Was Photovoltaik-Anlagen und Wärmepumpen für eine effiziente Gebäudekühlung sind, waren Tobias Oberhänsli und Roland Uitz für ihre HF-Diplomarbeit: ein gutes Team. Neben einem erfolgreichen Abschluss als «Dipl. Techniker HF Gebäudetechnik» barg diese Arbeit allerdings auch Herausforderungen.

 

Alles andere als kühl

Das Adrenalin schoss in die Höhe und das körpereigene Kühlsystem drohte auszusetzen. Der Samstag, 24. August 2019, war ein emotionaler Tag für die beiden HF-Absolventen. Es war an der Zeit, ihre fertiggestellte Diplomarbeit zur Beurteilung durch die Experten auf den Schulserver zu laden und somit in fremde Hände zu legen. Sie haben viel Herzblut hineingesteckt und müssen nun die Kontrolle abgeben. Über fünf Monate erarbeiteten sie exakt 111 Seiten voller geballtem Wissen zur Klimaentwicklung, thermischer Behaglichkeit in Räumen, Wärmepumpen, Solarzellen und die Verbindung der beiden Energieerzeuger zwecks verbessertem Klimaschutz und Effizienzgewinnung. Bis zum Schluss haben sie immer wieder Korrekturen vorgenommen.

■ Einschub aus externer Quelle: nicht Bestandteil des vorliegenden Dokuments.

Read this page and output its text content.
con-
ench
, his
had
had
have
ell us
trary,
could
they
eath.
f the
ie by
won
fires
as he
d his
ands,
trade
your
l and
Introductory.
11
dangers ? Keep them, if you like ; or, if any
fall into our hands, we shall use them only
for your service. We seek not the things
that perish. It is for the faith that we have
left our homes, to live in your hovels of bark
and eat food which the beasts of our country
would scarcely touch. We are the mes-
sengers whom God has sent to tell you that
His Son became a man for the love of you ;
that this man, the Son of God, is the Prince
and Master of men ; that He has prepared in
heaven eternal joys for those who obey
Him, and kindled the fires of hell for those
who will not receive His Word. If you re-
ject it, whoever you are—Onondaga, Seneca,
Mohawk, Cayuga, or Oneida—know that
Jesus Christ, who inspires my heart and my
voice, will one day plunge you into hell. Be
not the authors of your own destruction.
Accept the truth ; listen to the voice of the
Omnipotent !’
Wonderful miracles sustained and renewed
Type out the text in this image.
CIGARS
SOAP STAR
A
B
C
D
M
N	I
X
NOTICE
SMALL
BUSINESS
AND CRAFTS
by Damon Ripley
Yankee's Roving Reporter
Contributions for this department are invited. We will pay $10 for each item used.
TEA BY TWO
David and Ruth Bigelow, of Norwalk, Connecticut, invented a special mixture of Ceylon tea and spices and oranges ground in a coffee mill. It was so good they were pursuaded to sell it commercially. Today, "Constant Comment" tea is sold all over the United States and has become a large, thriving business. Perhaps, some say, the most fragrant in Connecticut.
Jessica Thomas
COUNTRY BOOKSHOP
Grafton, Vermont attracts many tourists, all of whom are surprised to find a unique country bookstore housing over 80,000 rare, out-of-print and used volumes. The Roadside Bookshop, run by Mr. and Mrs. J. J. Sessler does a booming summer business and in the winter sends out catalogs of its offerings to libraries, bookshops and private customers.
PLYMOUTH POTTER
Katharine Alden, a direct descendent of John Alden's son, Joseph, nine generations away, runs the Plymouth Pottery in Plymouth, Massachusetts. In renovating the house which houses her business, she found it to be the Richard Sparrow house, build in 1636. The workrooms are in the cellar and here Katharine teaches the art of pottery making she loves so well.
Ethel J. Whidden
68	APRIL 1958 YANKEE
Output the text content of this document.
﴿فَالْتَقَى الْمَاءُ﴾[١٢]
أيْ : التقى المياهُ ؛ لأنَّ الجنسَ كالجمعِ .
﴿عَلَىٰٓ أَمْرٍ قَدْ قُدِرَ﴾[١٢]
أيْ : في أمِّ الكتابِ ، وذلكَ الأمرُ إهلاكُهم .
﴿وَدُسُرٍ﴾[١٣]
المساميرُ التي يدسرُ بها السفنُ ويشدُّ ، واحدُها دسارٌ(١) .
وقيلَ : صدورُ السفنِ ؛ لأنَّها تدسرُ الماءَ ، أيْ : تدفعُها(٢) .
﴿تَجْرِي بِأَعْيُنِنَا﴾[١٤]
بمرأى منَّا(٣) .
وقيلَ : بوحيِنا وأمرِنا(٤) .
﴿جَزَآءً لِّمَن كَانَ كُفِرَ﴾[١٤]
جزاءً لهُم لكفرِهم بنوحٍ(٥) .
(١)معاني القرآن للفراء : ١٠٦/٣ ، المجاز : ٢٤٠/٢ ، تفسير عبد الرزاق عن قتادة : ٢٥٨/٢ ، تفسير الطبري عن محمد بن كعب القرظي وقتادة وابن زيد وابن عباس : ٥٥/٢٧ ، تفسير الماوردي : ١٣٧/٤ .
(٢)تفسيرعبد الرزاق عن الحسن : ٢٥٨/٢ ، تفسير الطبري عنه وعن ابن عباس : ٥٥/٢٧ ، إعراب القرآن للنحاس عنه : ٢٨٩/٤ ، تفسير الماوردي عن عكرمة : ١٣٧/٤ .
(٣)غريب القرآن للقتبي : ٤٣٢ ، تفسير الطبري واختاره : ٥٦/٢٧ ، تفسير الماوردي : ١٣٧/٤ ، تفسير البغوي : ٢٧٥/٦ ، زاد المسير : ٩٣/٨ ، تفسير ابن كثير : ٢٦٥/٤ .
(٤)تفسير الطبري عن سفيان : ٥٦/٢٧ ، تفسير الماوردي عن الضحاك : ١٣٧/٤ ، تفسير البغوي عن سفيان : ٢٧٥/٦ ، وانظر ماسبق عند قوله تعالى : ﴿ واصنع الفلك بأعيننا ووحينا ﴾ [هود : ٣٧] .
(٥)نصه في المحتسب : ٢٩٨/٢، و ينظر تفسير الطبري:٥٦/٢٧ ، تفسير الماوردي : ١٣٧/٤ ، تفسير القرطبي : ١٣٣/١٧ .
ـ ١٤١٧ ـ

Am Ende waren sie dann doch überzeugt, die Arbeit in ihrem aktuellen Zustand abzuliefern. Ihr Bauchgefühl täuschte sie nicht. Mit der Note 5.5 erreichten sie eine hervorragende Leistung und sind voll und ganz zufrieden damit.

 

Eines ergab das Andere

Kennengelernt haben sich die beiden vor etwa fünf Jahren bei der Inbetriebnahme einer Wärmepumpe. Tobias Oberhänsli arbeitete damals als Projektleiter Service und Roland Uitz als Service-Techniker bei unterschiedlichen Firmen. Es trafen sich zwei Gleichgesinnte, die sich gegenseitig motivierten das Studium zum «Dipl. Techniker HF Gebäudetechnik» zu starten. Dass sie dieser Lehrgang nicht nur in einem Klassenzimmer vereint, sondern später auch noch ins gleiche Team führen wird, ahnten sie anfangs nicht. Mit der Ernennung zum Service-Leiter «Erneuerbare Energien», nahm Roland Uitz bei seinem Arbeitgeber Hoval kurz vor Studiums- Halbzeit eine neue Herausforderung an. Dank ihrer gegenseitigen Sympathie konnte Tobias Oberhänsli als Service-Techniker bei Hoval einsteigen und somit zusätzlich zum Studium auch noch das Team von Roland unterstützen.

 

«Die Kombination von einer Wärmepumpe mit einer PV-Anlage ist zweifellos das Energieerzeuger-Paar der Zukunft.»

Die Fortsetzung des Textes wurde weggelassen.